集計クエリ(Σボタンが押された状態)では、クエリに入れたすべてのフィールドについて、それが「グループ化の基準」なのか、「集計される値(合計やカウント)」なのか、それとも「抽出条件」なのかを、はっきり決めないといけません。

たとえば、あるフィールドで「合計」を出したいのに、集計行の設定がデフォルトの「グループ化」のままだと、Accessはその数値を「分類の基準」として扱おうとするので、思ったような集計結果になりません。

逆に、抽出条件としてだけ使いたいフィールド(たとえば、特定の日付以降のデータだけを集計したい場合)は、集計行で「Where条件」を選ぶ必要があります。
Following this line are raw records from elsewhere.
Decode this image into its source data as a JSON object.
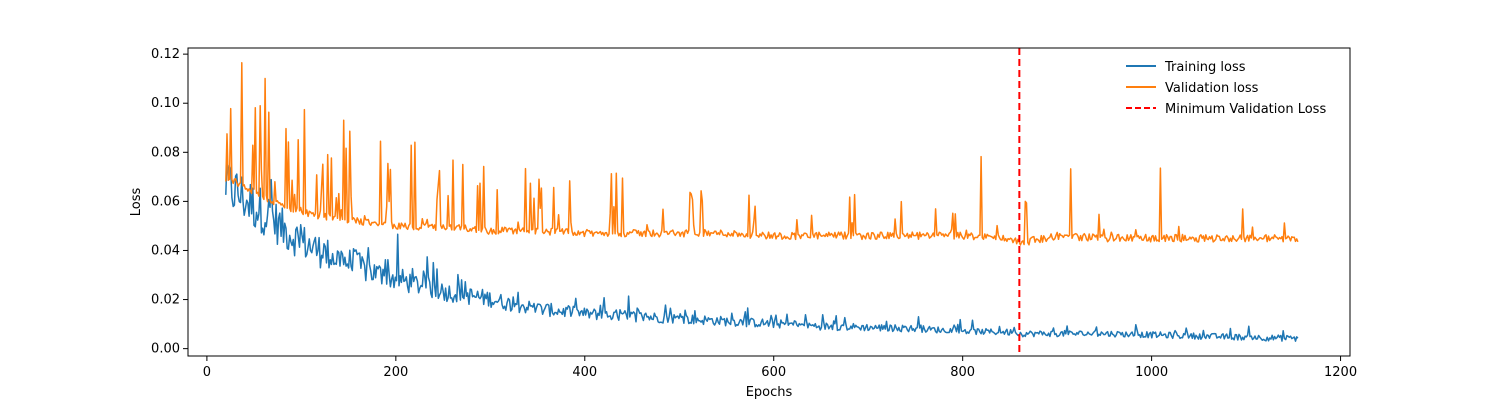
{
  "chart_data": {
    "type": "line",
    "title": "",
    "xlabel": "Epochs",
    "ylabel": "Loss",
    "xlim": [
      -20,
      1210
    ],
    "ylim": [
      -0.003,
      0.1225
    ],
    "xticks": [
      0,
      200,
      400,
      600,
      800,
      1000,
      1200
    ],
    "yticks": [
      0.0,
      0.02,
      0.04,
      0.06,
      0.08,
      0.1,
      0.12
    ],
    "xtick_labels": [
      "0",
      "200",
      "400",
      "600",
      "800",
      "1000",
      "1200"
    ],
    "ytick_labels": [
      "0.00",
      "0.02",
      "0.04",
      "0.06",
      "0.08",
      "0.10",
      "0.12"
    ],
    "grid": false,
    "legend_position": "upper right",
    "series": [
      {
        "name": "Training loss",
        "color": "#1f77b4",
        "x": [
          20,
          30,
          40,
          50,
          60,
          70,
          80,
          100,
          120,
          140,
          160,
          180,
          200,
          220,
          250,
          280,
          300,
          320,
          350,
          400,
          450,
          500,
          550,
          600,
          650,
          700,
          750,
          800,
          850,
          860,
          900,
          950,
          1000,
          1050,
          1100,
          1155
        ],
        "y": [
          0.066,
          0.063,
          0.06,
          0.057,
          0.055,
          0.052,
          0.048,
          0.043,
          0.039,
          0.036,
          0.033,
          0.03,
          0.028,
          0.026,
          0.023,
          0.021,
          0.02,
          0.018,
          0.016,
          0.014,
          0.013,
          0.012,
          0.011,
          0.01,
          0.009,
          0.0085,
          0.008,
          0.007,
          0.0065,
          0.006,
          0.006,
          0.006,
          0.0055,
          0.005,
          0.0045,
          0.004
        ]
      },
      {
        "name": "Validation loss",
        "color": "#ff7f0e",
        "x": [
          20,
          30,
          40,
          50,
          60,
          70,
          80,
          100,
          120,
          140,
          160,
          180,
          200,
          220,
          250,
          280,
          300,
          320,
          350,
          400,
          450,
          500,
          550,
          600,
          650,
          700,
          750,
          800,
          850,
          860,
          900,
          950,
          1000,
          1050,
          1100,
          1155
        ],
        "y": [
          0.068,
          0.068,
          0.066,
          0.064,
          0.062,
          0.06,
          0.058,
          0.056,
          0.054,
          0.053,
          0.052,
          0.051,
          0.05,
          0.05,
          0.049,
          0.049,
          0.048,
          0.048,
          0.048,
          0.047,
          0.047,
          0.047,
          0.047,
          0.046,
          0.046,
          0.046,
          0.046,
          0.046,
          0.045,
          0.043,
          0.046,
          0.045,
          0.045,
          0.045,
          0.045,
          0.045
        ]
      }
    ],
    "vlines": [
      {
        "name": "Minimum Validation Loss",
        "x": 860,
        "color": "#ff0000",
        "style": "dashed"
      }
    ]
  }
}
このとき、「表示」のチェックボックスを外す必要があるっていうのも、忘れちゃいけないポイントです。

Accessは集計の処理として、まずWhere条件でデータを絞り込んでから、グループ化と計算をする順番になってるんです。

あと、データ型の不一致もよくあるトラブルの元です。

特にDLookup関数や条件式を書くときに、数値型のフィールドに対して文字列として条件を指定しちゃったり(ダブルクォーテーションで囲んじゃう)、その逆をやったりすると、うまく動きません。

Accessではデータ型がきっちり区別されるので、テーブルデザインを確認して、数値なのかテキストなのかを常に意識することが大切です。

エラーが出たときは、いっぺんにすべてのフィールドを設定しようとせず、一つずつフィールドを追加しながら動作確認していくと、どこに問題があるのか見つけやすくなります。

焦らず構造を見直すことが、解決への一番の近道ですよ。